Here is how we can use schema comprehension to bring an existing C# IEnumerable into ML.NET as a data view.

For the purpose of this example, we will assume that we build the customer churn prediction model, and we can extract the following features from our production system:

  • Customer ID (ignored by the model)
  • Whether the customer has churned (the target 'label')
  • The 'demographic category' (one string, like 'young adult' etc.)
  • The number of visits from the last 5 days.
private class CustomerChurnInfo
{
    public string CustomerID { get; set; }
    public bool HasChurned { get; set; }
    public string DemographicCategory { get; set; }
    // Visits during last 5 days, latest to newest.
    [VectorType(5)]
    public float[] LastVisits { get; set; }
}

Given this information, here's how we turn this data into the ML.NET data view and train on it:

// Create a new context for ML.NET operations.
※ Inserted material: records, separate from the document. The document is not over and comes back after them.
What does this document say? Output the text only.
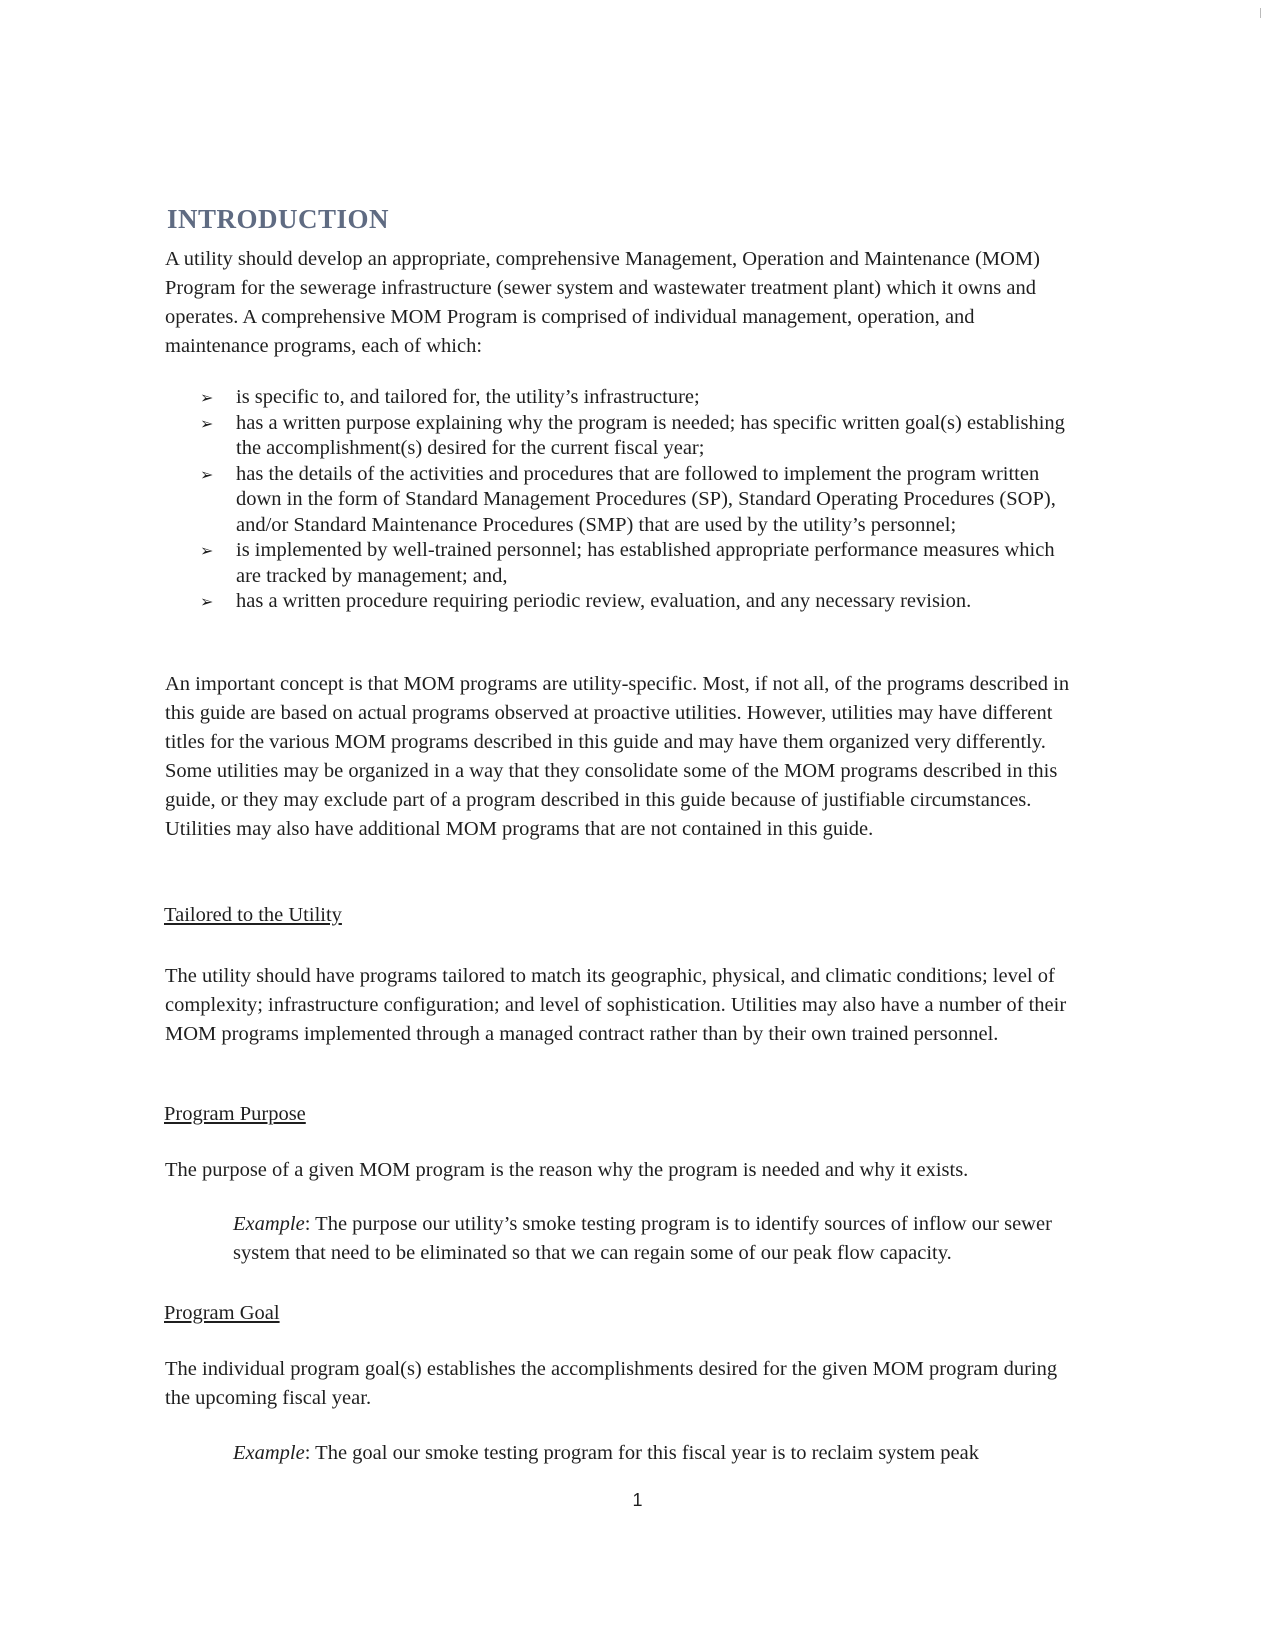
INTRODUCTION

A utility should develop an appropriate, comprehensive Management, Operation and Maintenance (MOM) Program for the sewerage infrastructure (sewer system and wastewater treatment plant) which it owns and operates. A comprehensive MOM Program is comprised of individual management, operation, and maintenance programs, each of which:

➢ is specific to, and tailored for, the utility’s infrastructure;
➢ has a written purpose explaining why the program is needed; has specific written goal(s) establishing the accomplishment(s) desired for the current fiscal year;
➢ has the details of the activities and procedures that are followed to implement the program written down in the form of Standard Management Procedures (SP), Standard Operating Procedures (SOP), and/or Standard Maintenance Procedures (SMP) that are used by the utility’s personnel;
➢ is implemented by well-trained personnel; has established appropriate performance measures which are tracked by management; and,
➢ has a written procedure requiring periodic review, evaluation, and any necessary revision.

An important concept is that MOM programs are utility-specific. Most, if not all, of the programs described in this guide are based on actual programs observed at proactive utilities. However, utilities may have different titles for the various MOM programs described in this guide and may have them organized very differently. Some utilities may be organized in a way that they consolidate some of the MOM programs described in this guide, or they may exclude part of a program described in this guide because of justifiable circumstances. Utilities may also have additional MOM programs that are not contained in this guide.

Tailored to the Utility

The utility should have programs tailored to match its geographic, physical, and climatic conditions; level of complexity; infrastructure configuration; and level of sophistication. Utilities may also have a number of their MOM programs implemented through a managed contract rather than by their own trained personnel.

Program Purpose

The purpose of a given MOM program is the reason why the program is needed and why it exists.

Example: The purpose our utility’s smoke testing program is to identify sources of inflow our sewer system that need to be eliminated so that we can regain some of our peak flow capacity.

Program Goal

The individual program goal(s) establishes the accomplishments desired for the given MOM program during the upcoming fiscal year.

Example: The goal our smoke testing program for this fiscal year is to reclaim system peak

1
It can be used for exception tracking and logging, 
// as a catalog of available operations and as the source of randomness.
var mlContext = new MLContext();

// Step one: read the data as an IDataView.
// Let's assume that 'GetChurnData()' fetches and returns the training data from somewhere.
IEnumerable<CustomerChurnInfo> churnData = GetChurnInfo();

// Turn the data into the ML.NET data view.
// We can use CreateDataView or CreateStreamingDataView, depending on whether 'churnData' is an IList, 
// or merely an IEnumerable.
var trainData = mlContext.CreateStreamingDataView(churnData);

// Now note that 'trainData' is just an IDataView, so we face a choice here: either declare the static type
// and proceed in the statically typed fashion, or keep dynamic types and build a dynamic pipeline.
// We demonstrate both below.

// Build the learning pipeline. 
// In our case, we will one-hot encode the demographic category, and concatenate that with the number of visits.
// We apply our FastTree binary classifier to predict the 'HasChurned' label.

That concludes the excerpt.